Les familles avec enfants ont tendance à apprécier cette étape plus que la plupart des sites historiques, et elle s’intègre naturellement à une journée Kotor en famille plus large ou à un simple itinéraire d’une journée construit autour de la vieille ville. Gardez simplement le jambon dans votre sandwich, pas dans la gueule du chat.
Questions sur les chats de Kotor
Pourquoi y a-t-il autant de chats à Kotor ?
Les navires marchands vénitiens qui utilisaient le port de Kotor du XVe au XVIIIe siècle embarquaient des chats pour lutter contre les rats parmi les cargaisons de grain, et ces chats sont restés autour du port et de ses entrepôts. Aujourd’hui, la population féline de la vieille ville est entretenue par les habitants et des associations animalières qui gèrent des points de nourrissage collectifs, pas par les navires qui sont à l’origine de l’histoire.
Est-il vrai que les chats de Kotor viennent des navires vénitiens ?
C’est l’explication locale la plus cohérente et elle colle aux faits historiques : Kotor fut sous domination vénitienne de 1420 à 1797, et embarquer des chats était une pratique courante sur les navires de grain de cette époque, tout le long de l’Adriatique. Aucun document unique ne prouve la chose pour Kotor en particulier, mais la chronologie et la concentration des chats autour de l’ancien front de mer confirment l’histoire.

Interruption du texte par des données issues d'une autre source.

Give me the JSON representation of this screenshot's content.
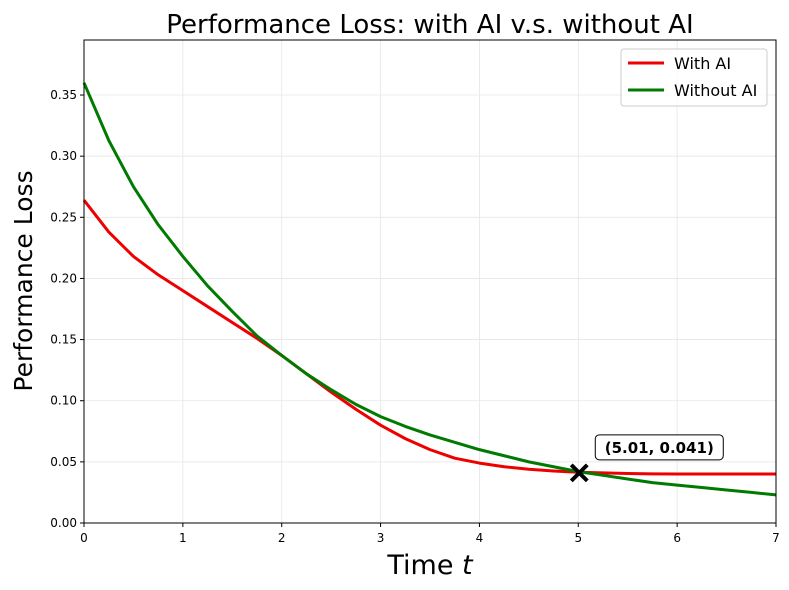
{
  "chart_data": {
    "type": "line",
    "title": "Performance Loss: with AI v.s. without AI",
    "xlabel_main": "Time ",
    "xlabel_var": "t",
    "ylabel": "Performance Loss",
    "xlim": [
      0,
      7
    ],
    "ylim": [
      0,
      0.395
    ],
    "xticks": [
      0,
      1,
      2,
      3,
      4,
      5,
      6,
      7
    ],
    "xtick_labels": [
      "0",
      "1",
      "2",
      "3",
      "4",
      "5",
      "6",
      "7"
    ],
    "yticks": [
      0,
      0.05,
      0.1,
      0.15,
      0.2,
      0.25,
      0.3,
      0.35
    ],
    "ytick_labels": [
      "0.00",
      "0.05",
      "0.10",
      "0.15",
      "0.20",
      "0.25",
      "0.30",
      "0.35"
    ],
    "grid": true,
    "legend_position": "top-right",
    "series": [
      {
        "name": "With AI",
        "color": "#ee0000",
        "x": [
          0,
          0.25,
          0.5,
          0.75,
          1,
          1.25,
          1.5,
          1.75,
          2,
          2.25,
          2.5,
          2.75,
          3,
          3.25,
          3.5,
          3.75,
          4,
          4.25,
          4.5,
          4.75,
          5,
          5.25,
          5.5,
          5.75,
          6,
          6.25,
          6.5,
          6.75,
          7
        ],
        "y": [
          0.264,
          0.238,
          0.218,
          0.203,
          0.19,
          0.177,
          0.164,
          0.151,
          0.137,
          0.122,
          0.107,
          0.093,
          0.08,
          0.069,
          0.06,
          0.053,
          0.049,
          0.046,
          0.044,
          0.0425,
          0.0415,
          0.041,
          0.0405,
          0.0402,
          0.0401,
          0.0401,
          0.0401,
          0.0401,
          0.0401
        ]
      },
      {
        "name": "Without AI",
        "color": "#007a00",
        "x": [
          0,
          0.25,
          0.5,
          0.75,
          1,
          1.25,
          1.5,
          1.75,
          2,
          2.25,
          2.5,
          2.75,
          3,
          3.25,
          3.5,
          3.75,
          4,
          4.25,
          4.5,
          4.75,
          5,
          5.25,
          5.5,
          5.75,
          6,
          6.25,
          6.5,
          6.75,
          7
        ],
        "y": [
          0.36,
          0.313,
          0.275,
          0.244,
          0.218,
          0.194,
          0.173,
          0.153,
          0.137,
          0.122,
          0.109,
          0.097,
          0.087,
          0.079,
          0.072,
          0.066,
          0.06,
          0.055,
          0.05,
          0.046,
          0.042,
          0.039,
          0.036,
          0.033,
          0.031,
          0.029,
          0.027,
          0.025,
          0.023
        ]
      }
    ],
    "marker": {
      "x": 5.01,
      "y": 0.041,
      "label": "(5.01, 0.041)",
      "color": "#000000"
    }
  }
}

Peut-on nourrir les chats dans la vieille ville de Kotor ?
La plupart sont déjà nourris quotidiennement par des associations locales avec des croquettes, une gamelle supplémentaire n’est donc pas nécessaire. Si vous souhaitez tout de même en nourrir un, de simples croquettes sèches conviennent ; ne leur donnez jamais de pršut, de fromage ou de lait, des aliments difficiles à digérer pour un chat et un véritable risque pour sa santé, répété des centaines de fois par jour au fil des rencontres avec les touristes.

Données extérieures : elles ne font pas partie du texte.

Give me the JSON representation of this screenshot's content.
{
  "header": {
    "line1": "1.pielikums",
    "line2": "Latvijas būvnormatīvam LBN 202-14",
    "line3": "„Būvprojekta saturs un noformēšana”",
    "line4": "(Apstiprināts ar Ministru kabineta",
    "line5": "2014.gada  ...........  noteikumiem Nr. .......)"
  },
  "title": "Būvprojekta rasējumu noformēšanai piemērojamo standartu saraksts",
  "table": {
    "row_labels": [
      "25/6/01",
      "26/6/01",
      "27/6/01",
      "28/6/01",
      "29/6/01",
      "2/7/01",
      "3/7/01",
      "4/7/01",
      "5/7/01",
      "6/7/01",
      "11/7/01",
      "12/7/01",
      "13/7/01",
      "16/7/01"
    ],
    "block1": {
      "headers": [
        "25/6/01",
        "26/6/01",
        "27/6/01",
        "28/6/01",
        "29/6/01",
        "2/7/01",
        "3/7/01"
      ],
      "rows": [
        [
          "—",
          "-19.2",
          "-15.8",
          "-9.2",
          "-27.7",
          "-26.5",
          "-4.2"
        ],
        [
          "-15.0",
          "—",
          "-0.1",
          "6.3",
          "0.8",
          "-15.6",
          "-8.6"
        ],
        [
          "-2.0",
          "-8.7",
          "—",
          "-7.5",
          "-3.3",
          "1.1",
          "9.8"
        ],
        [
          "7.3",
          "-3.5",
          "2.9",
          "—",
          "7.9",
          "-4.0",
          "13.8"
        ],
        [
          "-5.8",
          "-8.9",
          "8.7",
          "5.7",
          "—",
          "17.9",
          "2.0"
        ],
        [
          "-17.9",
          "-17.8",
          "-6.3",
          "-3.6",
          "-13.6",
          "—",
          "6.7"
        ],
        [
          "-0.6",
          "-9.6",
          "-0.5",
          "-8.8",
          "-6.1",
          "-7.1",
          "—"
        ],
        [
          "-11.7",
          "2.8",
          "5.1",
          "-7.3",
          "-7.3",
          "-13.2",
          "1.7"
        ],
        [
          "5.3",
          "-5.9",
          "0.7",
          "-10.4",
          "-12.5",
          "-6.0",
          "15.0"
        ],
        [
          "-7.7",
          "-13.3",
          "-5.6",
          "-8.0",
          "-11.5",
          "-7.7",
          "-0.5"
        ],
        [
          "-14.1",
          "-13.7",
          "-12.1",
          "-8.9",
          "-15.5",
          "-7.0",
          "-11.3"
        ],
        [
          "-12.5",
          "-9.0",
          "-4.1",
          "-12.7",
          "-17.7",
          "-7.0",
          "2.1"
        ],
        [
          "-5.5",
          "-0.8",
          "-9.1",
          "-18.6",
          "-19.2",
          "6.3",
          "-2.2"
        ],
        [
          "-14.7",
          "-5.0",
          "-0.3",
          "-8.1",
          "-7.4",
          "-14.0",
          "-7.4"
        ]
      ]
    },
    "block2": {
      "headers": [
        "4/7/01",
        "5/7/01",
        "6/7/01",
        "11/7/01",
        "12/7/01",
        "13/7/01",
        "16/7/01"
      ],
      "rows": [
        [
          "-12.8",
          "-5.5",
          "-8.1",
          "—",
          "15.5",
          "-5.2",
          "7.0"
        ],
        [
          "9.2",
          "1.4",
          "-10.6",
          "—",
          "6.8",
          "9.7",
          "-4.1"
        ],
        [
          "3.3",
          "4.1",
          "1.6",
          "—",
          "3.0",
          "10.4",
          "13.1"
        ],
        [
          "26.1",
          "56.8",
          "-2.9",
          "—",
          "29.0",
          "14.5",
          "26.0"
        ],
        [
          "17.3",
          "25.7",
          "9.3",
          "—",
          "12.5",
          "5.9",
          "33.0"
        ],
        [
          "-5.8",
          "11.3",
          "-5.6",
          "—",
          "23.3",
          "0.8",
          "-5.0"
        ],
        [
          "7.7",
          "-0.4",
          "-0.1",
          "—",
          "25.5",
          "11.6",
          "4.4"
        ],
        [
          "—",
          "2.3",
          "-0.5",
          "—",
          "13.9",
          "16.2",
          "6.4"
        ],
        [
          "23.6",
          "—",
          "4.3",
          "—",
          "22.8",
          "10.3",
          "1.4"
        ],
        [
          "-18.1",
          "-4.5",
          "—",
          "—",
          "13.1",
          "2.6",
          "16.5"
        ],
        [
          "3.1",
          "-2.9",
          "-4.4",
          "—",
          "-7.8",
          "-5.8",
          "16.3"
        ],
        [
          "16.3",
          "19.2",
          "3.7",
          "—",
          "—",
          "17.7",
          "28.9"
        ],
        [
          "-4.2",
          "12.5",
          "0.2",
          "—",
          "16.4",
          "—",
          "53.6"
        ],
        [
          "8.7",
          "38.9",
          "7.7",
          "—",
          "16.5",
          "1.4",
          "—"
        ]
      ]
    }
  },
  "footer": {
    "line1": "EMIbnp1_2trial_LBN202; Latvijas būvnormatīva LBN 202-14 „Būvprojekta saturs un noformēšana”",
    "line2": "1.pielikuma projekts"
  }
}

Où se trouve le musée du chat à Kotor ?
Le Cats Museum occupe une petite maison de ville juste à côté de la place des Armes, dans la vieille ville, à quelques minutes à pied de la porte de mer principale. C’est une seule petite salle de cartes postales, gravures et photographies plutôt qu’un véritable musée, et la visite prend dix à quinze minutes.
Quel est le meilleur moment de la journée pour voir les chats ?
Tôt le matin avant 9h30 et le soir après 17h, les mêmes heures calmes qui conviennent généralement à la vieille ville une fois les foules des bateaux de croisière dissipées. En pleine journée, en haute saison, on cumule le trafic piéton le plus dense et la chaleur la plus forte, et les chats se retirent alors le plus souvent à l’ombre jusqu’à ce que cela passe.
Les chats appartiennent-ils à quelqu’un ?
Une poignée appartiennent à des commerçants et des membres du personnel de restaurant, mais la plupart forment une colonie en liberté entretenue collectivement. Des associations de protection animale locales et internationales coordonnent le nourrissage, la stérilisation et des soins vétérinaires occasionnels, financés en partie par les boîtes à dons que vous verrez près de certains points de nourrissage.
Les chats de Kotor présentent-ils un risque sanitaire ou d’hygiène ?
Ils sont généralement en état correct grâce aux programmes de nourrissage et de stérilisation, et les morsures ou griffures sont rares car la plupart sont habitués aux touristes et gardent leurs distances plutôt que de s’approcher de façon agressive. Comme avec tout animal des rues, évitez de les attraper et ne laissez pas les enfants les acculer.